The anti-neutrophil cytoplasm antibody (ANCA)-associated vasculitides (AAV) are a group of life-threatening multi-system diseases characterized by necrotising inflammation of small blood vessels and crescentic glomerulonephritis. ANCA are thought to play a direct pathogenic role. Previous studies have shown that spleen tyrosine kinase (SYK) is phosphorylated during ANCA-induced neutrophil activation in vitro. However, the role of SYK in vivo is unknown. Here, we studied its role in the pathogenesis of experimental autoimmune vasculitis, a pre-clinical model of myeloperoxidase-ANCA-induced pauci-immune systemic vasculitis in the Wistar Kyoto rat. Up-regulation of SYK expression in inflamed renal and pulmonary tissue during early autoimmune vasculitis was confirmed by immunohistochemical and transcript analysis. R406, the active metabolite of fostamatinib, a small molecule kinase inhibitor with high selectivity for SYK, inhibited ANCA-induced pro-inflammatory responses in rat leucocytes in vitro. In an in vivo study, treatment with fostamatinib for 14 days after disease onset resulted in rapid resolution of urinary abnormalities, significantly improved renal and pulmonary pathology, and preserved renal function.
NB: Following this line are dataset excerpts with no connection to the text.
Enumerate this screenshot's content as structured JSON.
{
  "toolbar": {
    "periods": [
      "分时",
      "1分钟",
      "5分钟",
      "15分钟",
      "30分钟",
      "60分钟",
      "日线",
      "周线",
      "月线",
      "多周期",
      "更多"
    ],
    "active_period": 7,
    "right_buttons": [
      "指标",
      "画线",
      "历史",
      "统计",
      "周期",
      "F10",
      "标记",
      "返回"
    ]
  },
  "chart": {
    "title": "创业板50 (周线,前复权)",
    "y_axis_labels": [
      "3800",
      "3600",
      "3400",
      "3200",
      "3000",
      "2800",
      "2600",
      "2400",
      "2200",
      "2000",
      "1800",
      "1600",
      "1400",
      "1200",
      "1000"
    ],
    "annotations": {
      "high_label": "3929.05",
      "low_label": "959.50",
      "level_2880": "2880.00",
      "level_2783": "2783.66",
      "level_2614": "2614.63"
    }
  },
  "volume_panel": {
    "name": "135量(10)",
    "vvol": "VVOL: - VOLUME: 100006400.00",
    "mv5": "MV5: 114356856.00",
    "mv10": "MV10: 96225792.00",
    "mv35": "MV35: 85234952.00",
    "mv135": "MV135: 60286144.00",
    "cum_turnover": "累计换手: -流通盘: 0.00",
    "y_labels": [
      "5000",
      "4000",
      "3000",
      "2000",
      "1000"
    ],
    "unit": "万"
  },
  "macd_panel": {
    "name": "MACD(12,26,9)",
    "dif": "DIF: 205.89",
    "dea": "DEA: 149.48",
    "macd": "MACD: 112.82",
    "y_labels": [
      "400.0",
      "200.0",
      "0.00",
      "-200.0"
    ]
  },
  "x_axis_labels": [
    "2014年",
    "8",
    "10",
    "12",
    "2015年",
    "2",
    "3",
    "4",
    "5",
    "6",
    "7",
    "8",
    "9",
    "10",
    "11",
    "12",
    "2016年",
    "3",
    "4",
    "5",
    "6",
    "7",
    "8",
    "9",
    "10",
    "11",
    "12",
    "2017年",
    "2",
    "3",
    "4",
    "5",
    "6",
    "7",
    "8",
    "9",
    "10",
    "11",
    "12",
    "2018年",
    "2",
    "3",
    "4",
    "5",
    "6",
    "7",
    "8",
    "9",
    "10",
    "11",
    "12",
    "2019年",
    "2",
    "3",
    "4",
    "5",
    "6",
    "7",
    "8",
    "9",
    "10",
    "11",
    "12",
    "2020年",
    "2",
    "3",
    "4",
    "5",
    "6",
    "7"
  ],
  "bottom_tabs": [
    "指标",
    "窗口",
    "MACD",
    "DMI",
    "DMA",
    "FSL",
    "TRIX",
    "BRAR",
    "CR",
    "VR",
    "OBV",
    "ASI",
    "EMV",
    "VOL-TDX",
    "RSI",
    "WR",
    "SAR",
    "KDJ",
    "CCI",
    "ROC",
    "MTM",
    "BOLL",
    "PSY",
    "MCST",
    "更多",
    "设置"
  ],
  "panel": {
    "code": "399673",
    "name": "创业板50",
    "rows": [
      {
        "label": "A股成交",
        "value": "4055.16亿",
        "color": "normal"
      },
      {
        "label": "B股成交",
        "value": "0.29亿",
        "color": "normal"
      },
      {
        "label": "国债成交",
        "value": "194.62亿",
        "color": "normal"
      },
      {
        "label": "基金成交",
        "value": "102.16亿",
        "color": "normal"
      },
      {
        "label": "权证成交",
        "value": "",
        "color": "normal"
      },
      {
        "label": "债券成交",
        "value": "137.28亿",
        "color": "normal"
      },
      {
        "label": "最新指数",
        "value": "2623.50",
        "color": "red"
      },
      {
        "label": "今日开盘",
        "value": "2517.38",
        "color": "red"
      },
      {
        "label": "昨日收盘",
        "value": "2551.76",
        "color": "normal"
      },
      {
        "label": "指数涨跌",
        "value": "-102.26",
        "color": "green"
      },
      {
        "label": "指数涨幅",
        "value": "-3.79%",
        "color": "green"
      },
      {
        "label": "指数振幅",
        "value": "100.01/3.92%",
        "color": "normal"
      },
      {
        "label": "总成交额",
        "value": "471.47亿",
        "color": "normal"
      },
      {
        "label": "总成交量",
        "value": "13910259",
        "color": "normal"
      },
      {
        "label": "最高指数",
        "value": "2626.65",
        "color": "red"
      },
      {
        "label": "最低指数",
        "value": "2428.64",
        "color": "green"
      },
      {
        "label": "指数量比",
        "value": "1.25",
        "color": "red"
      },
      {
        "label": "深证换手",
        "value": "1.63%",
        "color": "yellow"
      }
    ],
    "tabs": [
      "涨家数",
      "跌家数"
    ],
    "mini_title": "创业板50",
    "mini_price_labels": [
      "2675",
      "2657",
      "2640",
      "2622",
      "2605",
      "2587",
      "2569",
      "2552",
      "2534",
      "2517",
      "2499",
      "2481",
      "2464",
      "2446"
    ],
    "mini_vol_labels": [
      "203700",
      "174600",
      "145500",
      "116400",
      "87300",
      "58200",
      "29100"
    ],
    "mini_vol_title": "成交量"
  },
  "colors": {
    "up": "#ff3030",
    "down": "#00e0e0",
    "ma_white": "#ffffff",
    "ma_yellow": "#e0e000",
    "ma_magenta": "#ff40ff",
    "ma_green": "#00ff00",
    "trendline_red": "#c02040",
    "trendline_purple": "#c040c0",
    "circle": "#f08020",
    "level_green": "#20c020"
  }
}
Short-term exposure to fostamatinib did not significantly affect circulating myeloperoxidase-ANCA levels, suggesting inhibition of ANCA-induced inflammatory mechanisms in vivo. Finally, SYK expression was demonstrated within inflammatory glomerular lesions in ANCA-associated glomerulonephritis in patients, particularly within CD68⁺ve monocytes/macrophages. Thus, our data indicate that SYK inhibition warrants clinical investigation in the treatment of AAV.